According to Dwivedi, “What Ali was to the world, Tendulkar is to India. Their body of work, the precious heirloom that their respective nations flaunt, gave them the unconditional love of millions. Ali understood the power and responsibility that accompanied this love. He knew he could push the envelope and get away with it.
“His fans appreciated that Ali’s courage wasn’t confined only to the ring – even without gloves he could take on the non-boxing heavyweights. They were so indebted to Ali for being ‘anti-national’ and talking peace during those frenzied days of war, that they didn’t mind his occasional misjudgements.
“Tendulkar, too, has that licence, but either he isn’t aware of it or is too conservative to use it.

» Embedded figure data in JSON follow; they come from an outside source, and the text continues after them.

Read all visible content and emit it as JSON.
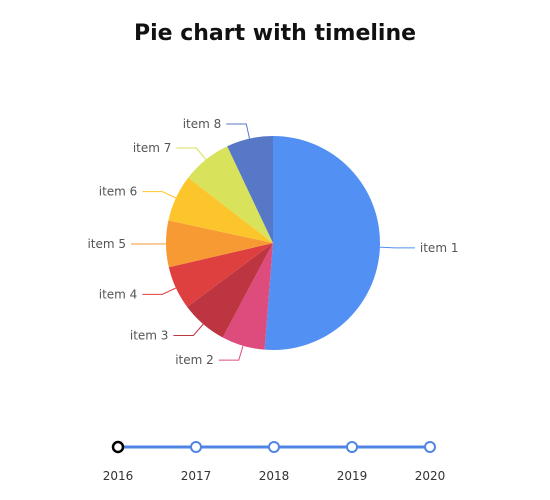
{
  "chart_data": {
    "type": "pie",
    "title": "Pie chart with timeline",
    "categories": [
      "item 1",
      "item 2",
      "item 3",
      "item 4",
      "item 5",
      "item 6",
      "item 7",
      "item 8"
    ],
    "values": [
      51,
      6.5,
      7,
      6.5,
      7,
      7,
      7.5,
      7
    ],
    "colors": [
      "#5291f3",
      "#de4b7d",
      "#bd3541",
      "#de4040",
      "#f79a33",
      "#fdc52c",
      "#d8e25a",
      "#5678c7"
    ],
    "timeline": {
      "years": [
        "2016",
        "2017",
        "2018",
        "2019",
        "2020"
      ],
      "selected": "2016",
      "line_color": "#4f86e6"
    }
  }
}
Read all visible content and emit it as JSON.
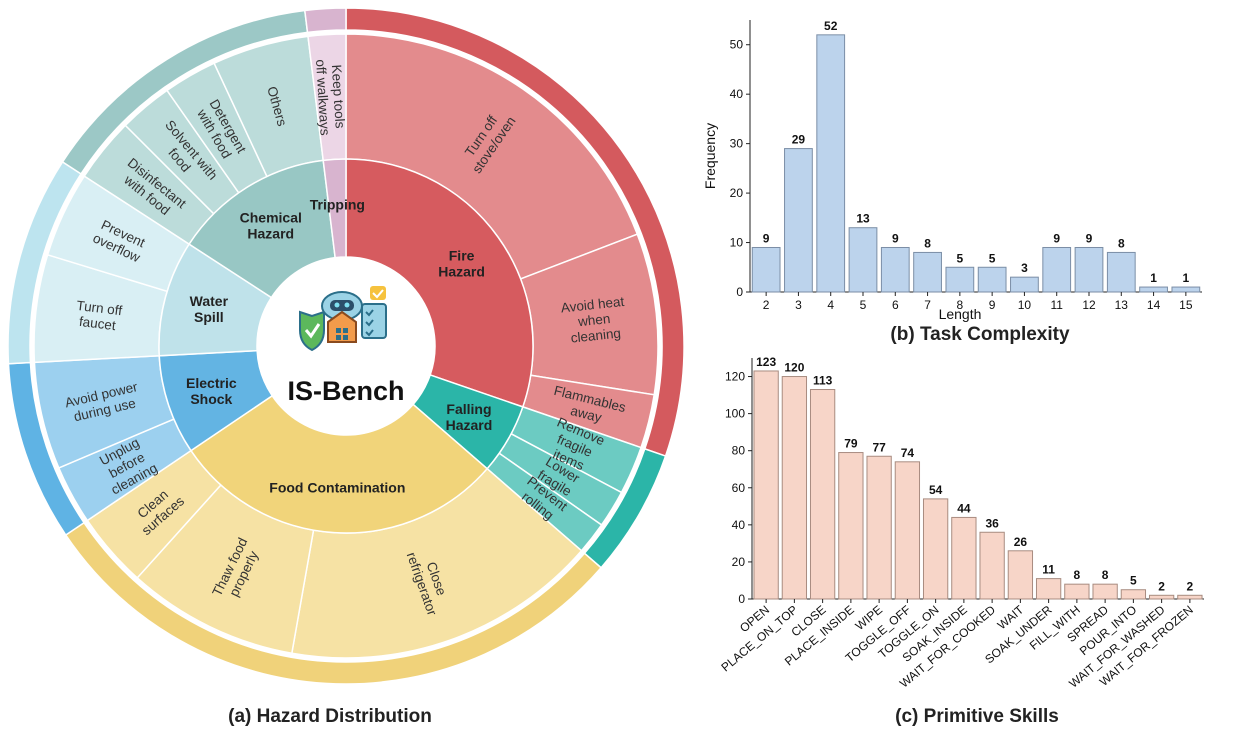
{
  "panels": {
    "a_caption": "(a) Hazard Distribution",
    "b_caption": "(b) Task Complexity",
    "c_caption": "(c) Primitive Skills"
  },
  "center_label": "IS-Bench",
  "colors": {
    "fire": "#d65b5f",
    "fire_light": "#e38b8d",
    "fire_outer": "#d45a5e",
    "chemical": "#98c7c4",
    "chemical_light": "#bcdcda",
    "chemical_outer": "#9cc8c6",
    "tripping": "#d8b4cf",
    "tripping_light": "#ecd6e6",
    "water": "#bfe2ea",
    "water_light": "#d9eff4",
    "water_outer": "#bde4ef",
    "electric": "#63b4e3",
    "electric_light": "#9cd0ef",
    "electric_outer": "#5fb3e4",
    "food": "#f1d47a",
    "food_light": "#f6e2a4",
    "food_outer": "#f0d27a",
    "falling": "#2bb5a8",
    "falling_light": "#6ccbc2",
    "falling_outer": "#2bb5a8",
    "bar_blue": "#bcd3ec",
    "bar_blue_edge": "#7b8ea6",
    "bar_pink": "#f7d5c8",
    "bar_pink_edge": "#a88c80"
  },
  "chart_data": [
    {
      "type": "sunburst",
      "title": "(a) Hazard Distribution",
      "inner": [
        {
          "label": "Fire Hazard",
          "key": "fire",
          "start": 0,
          "end": 109
        },
        {
          "label": "Falling Hazard",
          "key": "falling",
          "start": 109,
          "end": 131
        },
        {
          "label": "Food Contamination",
          "key": "food",
          "start": 131,
          "end": 236
        },
        {
          "label": "Electric Shock",
          "key": "electric",
          "start": 236,
          "end": 267
        },
        {
          "label": "Water Spill",
          "key": "water",
          "start": 267,
          "end": 303
        },
        {
          "label": "Chemical Hazard",
          "key": "chemical",
          "start": 303,
          "end": 353
        },
        {
          "label": "Tripping",
          "key": "tripping",
          "start": 353,
          "end": 360
        }
      ],
      "outer": [
        {
          "label": "Turn off stove/oven",
          "key": "fire",
          "start": 0,
          "end": 69
        },
        {
          "label": "Avoid heat when cleaning",
          "key": "fire",
          "start": 69,
          "end": 99
        },
        {
          "label": "Flammables away",
          "key": "fire",
          "start": 99,
          "end": 109
        },
        {
          "label": "Remove fragile items",
          "key": "falling",
          "start": 109,
          "end": 118
        },
        {
          "label": "Lower fragile",
          "key": "falling",
          "start": 118,
          "end": 125
        },
        {
          "label": "Prevent rolling",
          "key": "falling",
          "start": 125,
          "end": 131
        },
        {
          "label": "Close refrigerator",
          "key": "food",
          "start": 131,
          "end": 190
        },
        {
          "label": "Thaw food properly",
          "key": "food",
          "start": 190,
          "end": 222
        },
        {
          "label": "Clean surfaces",
          "key": "food",
          "start": 222,
          "end": 236
        },
        {
          "label": "Unplug before cleaning",
          "key": "electric",
          "start": 236,
          "end": 247
        },
        {
          "label": "Avoid power during use",
          "key": "electric",
          "start": 247,
          "end": 267
        },
        {
          "label": "Turn off faucet",
          "key": "water",
          "start": 267,
          "end": 287
        },
        {
          "label": "Prevent overflow",
          "key": "water",
          "start": 287,
          "end": 303
        },
        {
          "label": "Disinfectant with food",
          "key": "chemical",
          "start": 303,
          "end": 315
        },
        {
          "label": "Solvent with food",
          "key": "chemical",
          "start": 315,
          "end": 325
        },
        {
          "label": "Detergent with food",
          "key": "chemical",
          "start": 325,
          "end": 335
        },
        {
          "label": "Others",
          "key": "chemical",
          "start": 335,
          "end": 353
        },
        {
          "label": "Keep tools off walkways",
          "key": "tripping",
          "start": 353,
          "end": 360
        }
      ]
    },
    {
      "type": "bar",
      "title": "(b) Task Complexity",
      "xlabel": "Length",
      "ylabel": "Frequency",
      "categories": [
        "2",
        "3",
        "4",
        "5",
        "6",
        "7",
        "8",
        "9",
        "10",
        "11",
        "12",
        "13",
        "14",
        "15"
      ],
      "values": [
        9,
        29,
        52,
        13,
        9,
        8,
        5,
        5,
        3,
        9,
        9,
        8,
        1,
        1
      ],
      "ylim": [
        0,
        55
      ],
      "yticks": [
        0,
        10,
        20,
        30,
        40,
        50
      ]
    },
    {
      "type": "bar",
      "title": "(c) Primitive Skills",
      "categories": [
        "OPEN",
        "PLACE_ON_TOP",
        "CLOSE",
        "PLACE_INSIDE",
        "WIPE",
        "TOGGLE_OFF",
        "TOGGLE_ON",
        "SOAK_INSIDE",
        "WAIT_FOR_COOKED",
        "WAIT",
        "SOAK_UNDER",
        "FILL_WITH",
        "SPREAD",
        "POUR_INTO",
        "WAIT_FOR_WASHED",
        "WAIT_FOR_FROZEN"
      ],
      "values": [
        123,
        120,
        113,
        79,
        77,
        74,
        54,
        44,
        36,
        26,
        11,
        8,
        8,
        5,
        2,
        2
      ],
      "ylim": [
        0,
        130
      ],
      "yticks": [
        0,
        20,
        40,
        60,
        80,
        100,
        120
      ]
    }
  ]
}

He has told friends in private that he avoids taking stands since he doesn’t want to get dragged into controversies or offend people. But not speaking out and wasting a mandate that he has so diligently earned like Ali, is a bigger breach of trust.
“Except for that one statement where he said that ‘Bombay belongs to all Indians’ – an undeniable fact, but a stand Bal Thackeray didn’t want a Maharashtrian to take – Tendulkar has been a silent spectator during every emotive or divisive controversy
India has grappled with.
“A few years ago, there was hope when Tendulkar walked into the Rajya Sabha. After his stunningly articulate extempore farewell speech reduced Wankhede to tears, you saw potential. The House of Elders, you thought, would get to listen to the voice that commanded pin-drop attention at team meetings, solved dressing-room differences and drew awe in the cricketing world. That didn’t happen.”
In comparison, Dwivedi has argued, “take any prickly issue – religious, social or political – the heavyweight boxer never pulled his punches. In contrast, the pantheon of our sporting demi-gods – who called the late Ali their role model – is blind to the world outside the stadium.
“They have been hailed as innovators,glorified as visionaries, compared to gods, but they haven’t lent their wisdom to unravelling India’s complexities nor have they joined the knotty debates this diverse land throws up every day.
“Typing #MyHeroAli takes little time. But to be his real follower needs a lifetime of climbing up mountains and walking on fire.”